Спустилась ты, взмахнув крылами.
Вот-вот взлетишь.
Любуюсь будто бы на пламя,
Притих, как мышь.
Обычно певчие невзрачны,
А ты — ярка:
Как солнца луч в ручье прозрачном,
Свет маяка.
Таких, как ты, сажают в клетки,
Дают зерно.
Но ты чудесна лишь на ветке,
Там, за окном.
Ты рядом. Это — как награда.
Не улетай!
А улетишь... так было надо.
Скажу: прощай!
Замолчав, Тополь посмотрел на Иглу.
— Клянусь рогом Мелины! Чьё это? Неужто твоё?
— Нет. Это сочинила моя сестра. Тебе правда понравилось?
— Я вообще лгу редко, а о таком — никогда! — ответила Игла немного чопорно. Глаза её смеялись. — Я прочла достаточно стихов, как хороших, так и ужасных, чтобы сказать: твоя сестра талантлива.
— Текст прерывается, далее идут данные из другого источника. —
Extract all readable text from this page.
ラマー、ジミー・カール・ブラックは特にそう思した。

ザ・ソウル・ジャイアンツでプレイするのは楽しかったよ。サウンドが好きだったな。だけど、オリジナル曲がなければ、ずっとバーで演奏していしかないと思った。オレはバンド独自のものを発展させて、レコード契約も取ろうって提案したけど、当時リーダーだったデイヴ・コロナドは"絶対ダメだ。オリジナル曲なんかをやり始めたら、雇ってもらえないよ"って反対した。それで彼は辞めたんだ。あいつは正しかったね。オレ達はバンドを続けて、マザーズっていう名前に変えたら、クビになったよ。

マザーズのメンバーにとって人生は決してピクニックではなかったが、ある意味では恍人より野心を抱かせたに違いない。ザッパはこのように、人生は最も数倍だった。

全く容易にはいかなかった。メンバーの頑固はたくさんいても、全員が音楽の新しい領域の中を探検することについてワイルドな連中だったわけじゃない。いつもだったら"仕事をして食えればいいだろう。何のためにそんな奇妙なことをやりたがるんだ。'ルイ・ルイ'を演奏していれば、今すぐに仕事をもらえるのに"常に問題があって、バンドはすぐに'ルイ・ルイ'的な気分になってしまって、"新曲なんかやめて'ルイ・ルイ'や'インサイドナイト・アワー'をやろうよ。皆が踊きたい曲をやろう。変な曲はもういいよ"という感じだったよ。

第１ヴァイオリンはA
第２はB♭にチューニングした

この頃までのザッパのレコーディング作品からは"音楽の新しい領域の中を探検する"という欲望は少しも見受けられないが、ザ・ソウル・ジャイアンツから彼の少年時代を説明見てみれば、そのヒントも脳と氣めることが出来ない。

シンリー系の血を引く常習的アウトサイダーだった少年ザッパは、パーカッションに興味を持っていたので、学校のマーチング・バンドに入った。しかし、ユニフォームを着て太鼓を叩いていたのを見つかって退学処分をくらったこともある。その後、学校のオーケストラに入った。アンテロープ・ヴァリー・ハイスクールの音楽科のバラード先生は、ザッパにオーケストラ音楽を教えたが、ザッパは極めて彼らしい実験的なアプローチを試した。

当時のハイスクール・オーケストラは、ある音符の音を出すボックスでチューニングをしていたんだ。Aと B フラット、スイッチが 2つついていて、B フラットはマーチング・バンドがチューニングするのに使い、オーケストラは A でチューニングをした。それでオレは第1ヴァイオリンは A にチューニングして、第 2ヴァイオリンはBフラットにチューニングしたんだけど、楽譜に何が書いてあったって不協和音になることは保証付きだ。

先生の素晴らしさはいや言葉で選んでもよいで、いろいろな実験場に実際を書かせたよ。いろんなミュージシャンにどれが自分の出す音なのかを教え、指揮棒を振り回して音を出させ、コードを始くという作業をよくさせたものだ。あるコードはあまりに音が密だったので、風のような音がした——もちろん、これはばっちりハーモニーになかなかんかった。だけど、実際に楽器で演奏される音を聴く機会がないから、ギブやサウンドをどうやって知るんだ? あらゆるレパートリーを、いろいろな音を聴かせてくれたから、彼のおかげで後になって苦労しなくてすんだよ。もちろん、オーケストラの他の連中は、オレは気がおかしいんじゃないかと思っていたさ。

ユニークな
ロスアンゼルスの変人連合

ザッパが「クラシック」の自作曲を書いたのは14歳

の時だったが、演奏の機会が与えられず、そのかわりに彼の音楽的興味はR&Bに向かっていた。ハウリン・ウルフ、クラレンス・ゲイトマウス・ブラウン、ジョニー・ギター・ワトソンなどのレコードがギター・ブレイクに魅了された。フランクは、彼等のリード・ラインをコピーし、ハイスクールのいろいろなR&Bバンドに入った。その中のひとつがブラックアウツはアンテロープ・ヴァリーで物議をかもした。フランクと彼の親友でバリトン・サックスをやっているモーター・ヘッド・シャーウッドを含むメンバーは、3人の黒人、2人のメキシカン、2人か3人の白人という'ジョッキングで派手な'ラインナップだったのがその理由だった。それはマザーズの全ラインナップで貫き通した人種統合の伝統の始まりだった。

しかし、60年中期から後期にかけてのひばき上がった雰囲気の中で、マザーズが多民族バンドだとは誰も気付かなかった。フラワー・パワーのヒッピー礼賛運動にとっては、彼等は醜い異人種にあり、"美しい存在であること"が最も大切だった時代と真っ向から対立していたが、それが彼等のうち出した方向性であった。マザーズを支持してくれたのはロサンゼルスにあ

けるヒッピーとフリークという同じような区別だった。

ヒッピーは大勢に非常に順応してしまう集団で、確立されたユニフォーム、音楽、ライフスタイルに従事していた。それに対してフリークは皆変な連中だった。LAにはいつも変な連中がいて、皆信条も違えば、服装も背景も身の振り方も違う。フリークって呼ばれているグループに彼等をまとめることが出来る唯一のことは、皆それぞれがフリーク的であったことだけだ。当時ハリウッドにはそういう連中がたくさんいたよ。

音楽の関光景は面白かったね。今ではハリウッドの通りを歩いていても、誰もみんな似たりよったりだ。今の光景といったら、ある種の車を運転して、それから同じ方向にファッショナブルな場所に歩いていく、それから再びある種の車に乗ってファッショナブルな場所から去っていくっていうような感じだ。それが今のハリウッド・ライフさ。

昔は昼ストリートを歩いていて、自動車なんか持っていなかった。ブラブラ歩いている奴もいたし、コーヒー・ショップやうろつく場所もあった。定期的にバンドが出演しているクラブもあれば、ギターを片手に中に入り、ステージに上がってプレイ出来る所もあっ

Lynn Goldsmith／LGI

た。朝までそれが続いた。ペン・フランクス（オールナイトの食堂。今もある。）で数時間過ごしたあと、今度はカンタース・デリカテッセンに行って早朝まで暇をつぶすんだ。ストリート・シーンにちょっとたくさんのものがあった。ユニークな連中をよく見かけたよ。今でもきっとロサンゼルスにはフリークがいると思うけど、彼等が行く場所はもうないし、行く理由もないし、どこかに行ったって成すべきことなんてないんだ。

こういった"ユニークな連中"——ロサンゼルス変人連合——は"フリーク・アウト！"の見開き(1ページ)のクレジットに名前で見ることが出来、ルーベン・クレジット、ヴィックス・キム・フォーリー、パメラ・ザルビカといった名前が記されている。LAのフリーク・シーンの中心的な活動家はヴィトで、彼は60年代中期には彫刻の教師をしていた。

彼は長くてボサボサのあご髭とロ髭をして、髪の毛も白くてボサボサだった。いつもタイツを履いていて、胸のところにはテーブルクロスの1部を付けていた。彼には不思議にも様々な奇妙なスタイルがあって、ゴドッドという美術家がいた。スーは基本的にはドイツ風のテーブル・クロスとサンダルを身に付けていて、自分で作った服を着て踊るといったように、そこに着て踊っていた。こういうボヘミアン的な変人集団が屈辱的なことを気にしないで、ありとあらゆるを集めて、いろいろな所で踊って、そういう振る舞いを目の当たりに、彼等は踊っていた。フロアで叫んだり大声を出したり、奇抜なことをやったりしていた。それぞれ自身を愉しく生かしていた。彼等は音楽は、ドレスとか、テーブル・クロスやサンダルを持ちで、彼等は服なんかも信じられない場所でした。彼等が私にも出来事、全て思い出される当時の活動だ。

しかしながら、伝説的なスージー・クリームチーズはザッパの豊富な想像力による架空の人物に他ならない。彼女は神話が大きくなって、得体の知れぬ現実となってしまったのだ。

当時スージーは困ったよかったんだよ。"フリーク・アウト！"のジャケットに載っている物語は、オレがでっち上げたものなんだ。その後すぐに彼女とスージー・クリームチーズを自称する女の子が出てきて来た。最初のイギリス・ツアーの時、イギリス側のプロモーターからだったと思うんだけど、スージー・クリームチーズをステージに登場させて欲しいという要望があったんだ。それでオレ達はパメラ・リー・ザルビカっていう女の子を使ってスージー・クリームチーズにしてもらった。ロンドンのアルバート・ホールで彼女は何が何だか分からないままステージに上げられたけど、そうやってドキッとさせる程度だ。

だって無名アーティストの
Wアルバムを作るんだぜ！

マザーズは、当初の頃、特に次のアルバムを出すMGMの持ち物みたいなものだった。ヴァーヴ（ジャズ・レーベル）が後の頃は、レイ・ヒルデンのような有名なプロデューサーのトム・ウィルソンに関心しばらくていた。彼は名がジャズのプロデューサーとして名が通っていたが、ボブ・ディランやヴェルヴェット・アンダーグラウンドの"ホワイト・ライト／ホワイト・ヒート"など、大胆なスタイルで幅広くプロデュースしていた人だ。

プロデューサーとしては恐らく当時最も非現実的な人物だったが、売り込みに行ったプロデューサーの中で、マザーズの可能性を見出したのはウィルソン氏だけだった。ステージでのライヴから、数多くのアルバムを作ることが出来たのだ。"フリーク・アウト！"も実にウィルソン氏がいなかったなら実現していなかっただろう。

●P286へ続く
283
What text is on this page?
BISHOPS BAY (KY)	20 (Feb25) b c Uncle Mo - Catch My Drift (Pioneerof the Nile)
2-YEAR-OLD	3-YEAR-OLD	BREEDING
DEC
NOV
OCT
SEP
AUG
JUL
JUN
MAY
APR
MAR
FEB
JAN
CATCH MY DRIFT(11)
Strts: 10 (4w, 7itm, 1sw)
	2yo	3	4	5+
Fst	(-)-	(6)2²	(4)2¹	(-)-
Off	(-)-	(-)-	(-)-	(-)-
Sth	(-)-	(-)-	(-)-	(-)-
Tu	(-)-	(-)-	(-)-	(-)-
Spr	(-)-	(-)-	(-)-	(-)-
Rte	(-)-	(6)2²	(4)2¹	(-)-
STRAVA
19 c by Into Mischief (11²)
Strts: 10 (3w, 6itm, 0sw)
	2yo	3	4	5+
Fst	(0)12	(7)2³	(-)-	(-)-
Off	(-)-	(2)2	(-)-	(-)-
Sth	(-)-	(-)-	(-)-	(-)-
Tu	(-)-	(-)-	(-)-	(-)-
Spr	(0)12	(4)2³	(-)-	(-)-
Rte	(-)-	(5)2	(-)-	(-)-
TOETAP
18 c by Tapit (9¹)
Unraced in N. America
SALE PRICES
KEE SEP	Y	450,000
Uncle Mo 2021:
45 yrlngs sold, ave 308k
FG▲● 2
Она сочинила что-то ещё?
Тополь посмурнел.
— Да, она сочиняла стихи десятками. А этот запомнился, потому что был последним.
— Она умерла?
— Как посмотреть. Ей едва исполнилось шестнадцать, когда её выдали замуж. С тех пор она не сочинила ничего. Я... редко её вижу... теперь.
— Понимаю.
Рука Иглы осторожно накрыла ладонь Тополя, и он сглотнул.
— Я не люблю тех, кто сажает в клетки, — сказала она, почему-то глядя в стол. — Я не люблю тех, кто платит зерном за песни и яркое оперение. Но ты не такой.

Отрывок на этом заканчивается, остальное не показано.